Buying a home is often the most expensive purchase of one’s life. It signifies a commitment to an area and for a lot of people, it is coupled with another major life event like marriage or kids. Simply put, buying a house is huge deal.

So, let me tell you a bit about what banks look for when it comes to a mortgage loan and how mortgage rates are determined. Thankfully, I had Shane Wecker, president at Guardian Savings Bank in Granite City, help contribute to this piece as well.


First things first: Consumer tips

When you are applying for a loan with a bank, there are several things to consider; everyone – regardless of their experience with banking – knows to look for interest rates. While it is important and easy to find from a bank, that is not the only thing to look for. Closing fees and loan fees are common financial considerations that Wecker sees consumers overlook because they’re too focused on the interest rate. A high closing fee can be costly compared to an extra basis point on a loan.
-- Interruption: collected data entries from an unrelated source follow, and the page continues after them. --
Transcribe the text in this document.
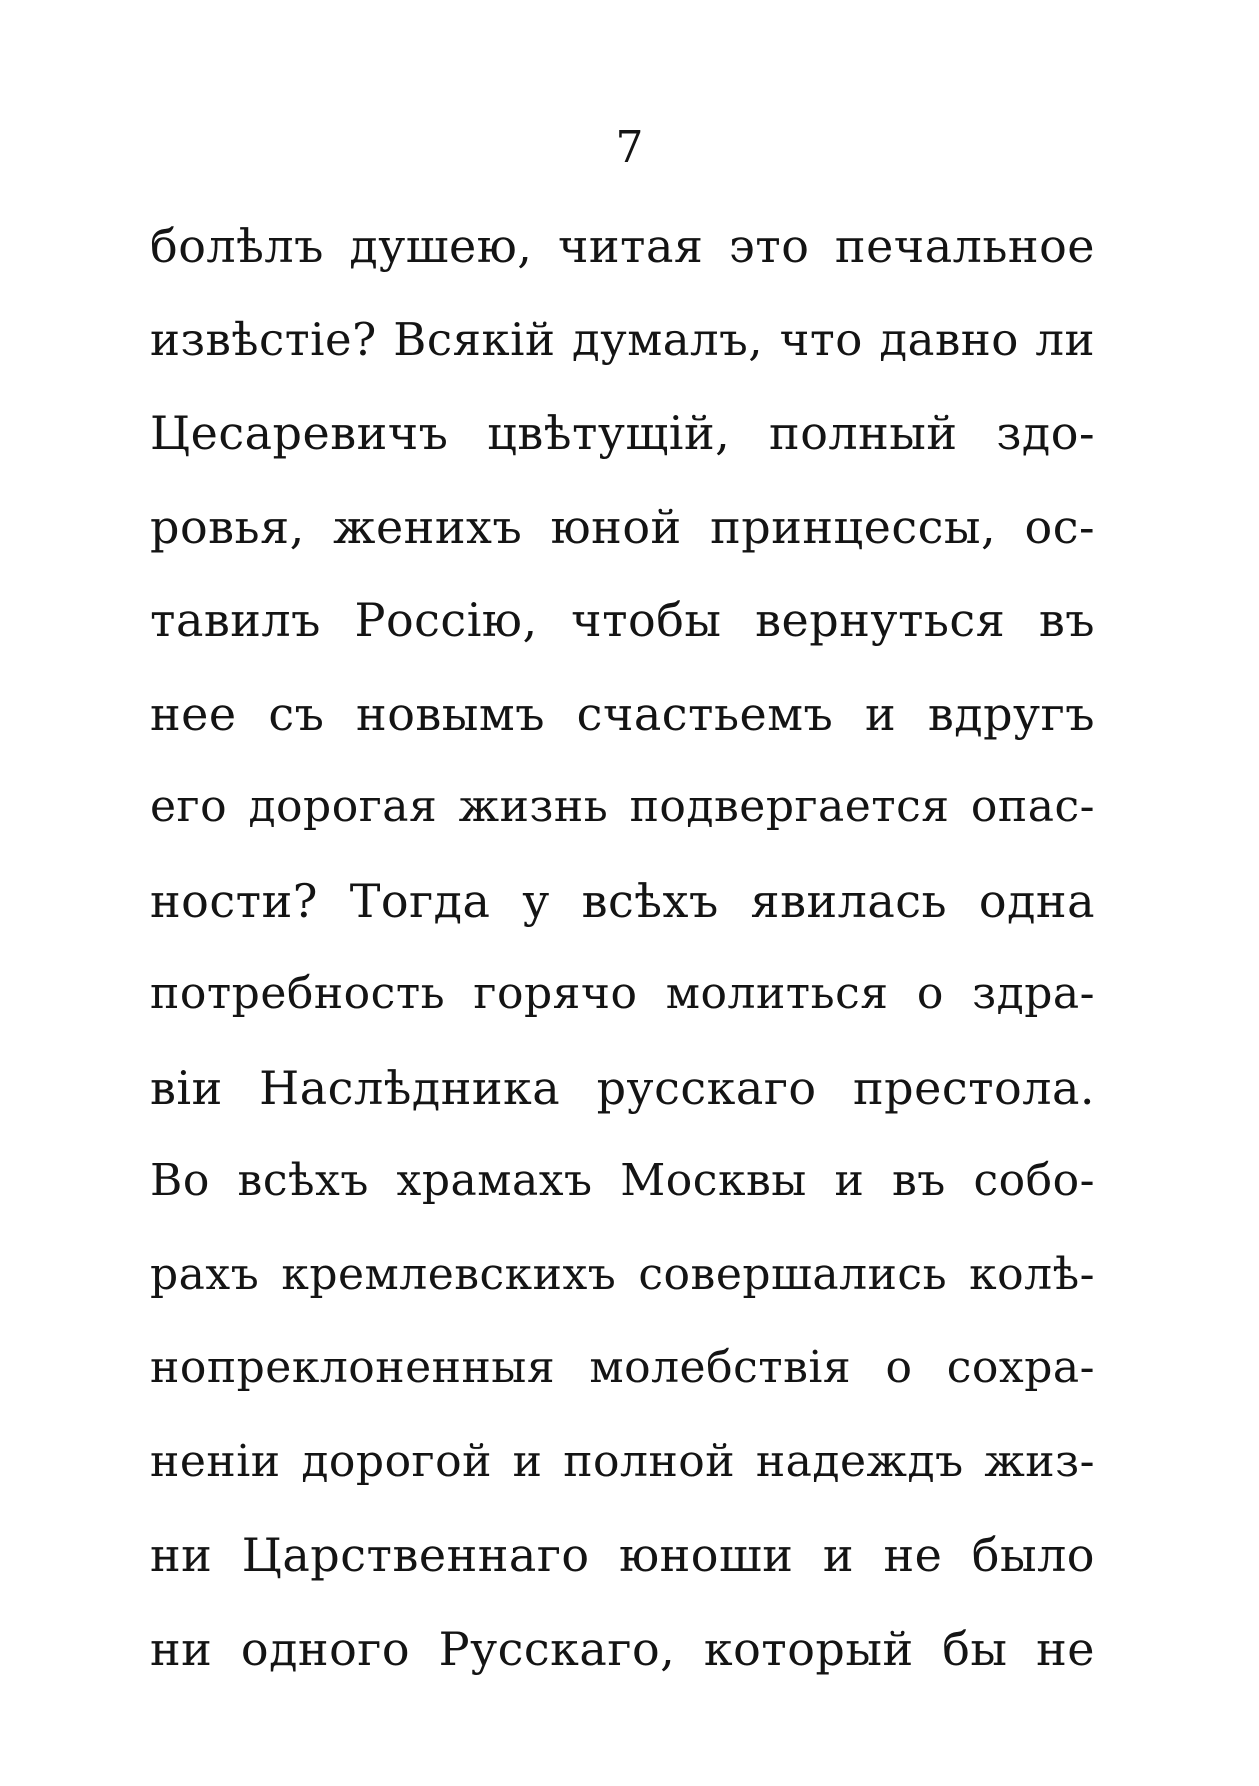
7
болѣлъ душею, читая это печальное
извѣстіе? Всякій думалъ, что давно ли
Цесаревичъ цвѣтущій, полный здо-
ровья, женихъ юной принцессы, ос-
тавилъ Россію, чтобы вернуться въ
нее съ новымъ счастьемъ и вдругъ
его дорогая жизнь подвергается опас-
ности? Тогда у всѣхъ явилась одна
потребность горячо молиться о здра-
віи Наслѣдника русскаго престола.
Во всѣхъ храмахъ Москвы и въ собо-
рахъ кремлевскихъ совершались колѣ-
нопреклоненныя молебствія о сохра-
неніи дорогой и полной надеждъ жиз-
ни Царственнаго юноши и не было
ни одного Русскаго, который бы не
Wecker encourages people to consider nonfinancial variables as well, things like responsiveness from the mortgage lender, the timeliness of the lender to process the mortgage, and the ability of the lender to educate you on the process itself. 

At the end of the day, this is your loan and you don’t need to be reminded on how big of a deal this is. So, ask a lot of questions all the way through the process, and make sure your lender is willing to explain things with you; it’s just as important as the financial considerations are.


What do banks look for from YOU when applying for a mortgage loan?

A bank will look at a lot of things: your debt-to-income ratio (DTI), credit score, the loan-to-value of the property, how much are you putting down, and of course, how much cash do you have. Cash isn’t just about what do you have sitting in your checking or savings account. Banks will also look at what you have in a general brokerage account, IRA’s, and even what you have in a 401k account.

A big thing that banks consider – and you should too if you are buying a house – is the down payment of the applicant. 

A good down payment, which lenders suggest is 20%, will lower the lending risk and improve your chances of being approved. A big down payment doesn’t just benefit the banks, it helps consumers as well – a bigger down payment can lower your monthly payments on the loan and avoid PMI costs.


How are mortgage rates determined?

Traditional 30-year fixed rate mortgages are closely correlated with the 10-year Treasury notes; when the rate of the note goes up or down, the mortgage rate tends to do the same. Other factors that affect the mortgage rates are housing starts (supply & demand), inflation rates, and some other secondary market influences that would just lead to a deeper and more complex conversation. There isn’t an exact formula to pinpoint mortgage rates, but from the listed variables above, you can start to paint a broad picture.

Wecker mentions that individual banks can look at competitor’s rates and terms, so a lot of banks in an area might have the same or really similar rates (which is why paying attention to the closing and loan fees can be important).


To sum it up

• Take care of your financial well-being if you have a goal of purchasing a house in the future, don’t overthink it, just be smart and start saving early.

• Rates are important, but so are fees. So, shop around and compare.

• Make sure your lender can take the time to answer your questions and meet your needs.

• As a little pro tip, sometimes local banks and lenders can have better rates, don’t be afraid to give the little guys a chance.